John Downie, Scottish Council for Voluntary Organistions director of public affairs, argues the case for a radical new approach in the aftermath of the independence referendum
Throughout the referendum campaign, the people of Scotland took part in an inspiring, uplifting and imaginative campaign.
Scotland witnessed the engagement of millions of voters who had ordinarily stepped away from politics and civic engagement, and for the first time in a life-time politics was genuinely sexy.
At SCVO we want to see this momentum become a catalyst to create a genuinely new and better future for people, communities and organisations across all of society.
For the first time we believe there is the potential for the public, private and third sectors to work together in a new way, to create real, fundamental and last change in a new Scotland.
Whatever way they voted in the end, 97% of Scots were empowered to register their intention to take part in this momentous decision.
It would a colossal failure if post-referendum Scotland failed to tap into this wave of empowerment by ensuring that the Scots of the future are genuinely involved in the important decisions facing them, their communities, and their country.
Politicians take note: it has been the grassroots campaigns, the politician-free debates in community centres, the discussions at bus stops, cafes and football pitches across the country that have really sparked the public’s enthusiasm.
Only by harnessing renewed civic engagement can we can deliver the democratic institutions, economy and services we seekJohn Downie, director of public affairs, SCVO
The fundamental change we need in our political system is to ensure this level of public engagement is allowed to flourish.
Fortunately, Scotland is now in the prefect position to further galvanise ordinary citizens to mould our future through the creation of an independent constitution.
A citizen-led constitutional convention can ensure that the basis for our future is agreed by the people of Scotland, not a few select members of the political classes.
A citizen-led constitutional convention must be supported by but not led by UK coalition government in the form of Lord Smith of Kelvin, the Scottish Government and all Scotland political parties.
The citizens of Scotland have taken this decision, they have considered the options, thought through what kind of future they want and voted in record numbers; it is they who must lead what comes next.

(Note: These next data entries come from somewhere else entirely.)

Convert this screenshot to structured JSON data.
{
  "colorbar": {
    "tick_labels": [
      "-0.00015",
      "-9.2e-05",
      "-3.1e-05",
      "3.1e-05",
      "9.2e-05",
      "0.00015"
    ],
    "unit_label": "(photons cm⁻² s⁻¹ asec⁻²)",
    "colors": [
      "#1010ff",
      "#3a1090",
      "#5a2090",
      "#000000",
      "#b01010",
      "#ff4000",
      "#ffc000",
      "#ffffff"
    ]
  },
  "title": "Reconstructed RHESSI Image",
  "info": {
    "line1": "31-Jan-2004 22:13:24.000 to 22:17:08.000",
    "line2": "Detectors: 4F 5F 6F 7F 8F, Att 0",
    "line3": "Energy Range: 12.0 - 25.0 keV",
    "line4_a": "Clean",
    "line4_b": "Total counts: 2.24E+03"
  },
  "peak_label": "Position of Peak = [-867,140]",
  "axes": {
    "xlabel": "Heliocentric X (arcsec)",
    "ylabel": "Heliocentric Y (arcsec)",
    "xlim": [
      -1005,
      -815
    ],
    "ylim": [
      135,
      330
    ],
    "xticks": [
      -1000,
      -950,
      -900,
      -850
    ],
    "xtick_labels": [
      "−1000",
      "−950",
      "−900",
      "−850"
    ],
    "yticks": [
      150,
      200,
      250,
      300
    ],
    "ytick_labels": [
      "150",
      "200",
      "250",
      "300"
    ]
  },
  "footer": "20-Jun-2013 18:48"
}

So who should own the process of creating a constitution for Scotland? It would be quite easy for UK and Scottish governments to assimilate the call for a citizen-led process by setting the parameters and consulting with citizens.
SCVO believes that would be failing to maintain the spirit of the referendum. Now is the time for political parties and governments to cede power to those with the most to contribute and benefit – our citizens.
In this way we can show that this really is the dawn of a new age. An age in which government, politics, society, and the way they relate to and inform each other is starting again.
Genuinely changing how we make decisions in Scotland is how we empower the people of Scotland to help build their own solutions to social problems and help create a fairer society.
Civil society organisations representing those in workplaces, communities and education institutions have a crucial role to play in this process, but it also requires a commitment to new ways of engaging citizens and small communities of interest more directly.
Crucially, we must take this opportunity to embrace citizen rights but also look beyond existing narrow conceptions of constitutional issues and democracy, to create a new political system that puts the people first.
Local democracy is one of the winners from the referendum debate, engaging and empowering people in their towns and cities, away from the often distant and removed national debate.
At SCVO we also believe this means using the building blocks of many other successful small countries: a genuine social partnership model.
We all recognise that governments have no magic wand it can wave to solve all our problems or immediately make things better either. Tackling deep rooted issues such as poverty and inequality will take time.
A citizen led approach to creating a fairer and more equal society means we can tackle and achieve it much sooner.
SCVO is calling on the Scottish Labour Party, Scottish Conservative Party, Scottish Liberal-Democrats, and both the UK and Scottish governments to agree to take the powers offered by the three main unionist parties in the referendum campaign as a starting point for a citizen-led constitutional convention but have a mandate to look beyond.
We'd like to see a citizen-led constitutional convention, to begin late 2014/early 2015 and to form proposals by the start of 2016 for a Scotland where democracy is citizen-led and the people are empowered in the decisions that affect them.
The proposals from the citizen-led constitutional convention would be decided and endorsed by the people through the 2016 Scottish Parliament elections.
We'd also like to see the introduction of a genuine social partnership model, which would safeguard and co-ordinate a citizen led constitution.
Furthermore, we’re working with the STUC and NUS Scotland to help keep that space open for civil society and the people of Scotland.
We have jointly written to the UK government (via the secretary of state) and the First Minister asking both governments to endorse a citizen-led process to ensure the people decide the next steps for Scotland.
A new Scotland requires a new way of political stage. Scotland will face challenges ahead but these will be easier if citizens are genuinely empowered to make a difference.
Only by harnessing renewed civic engagement can we can deliver the democratic institutions, economy and services we seek.
I genuinely hope all political parties in Scotland agree.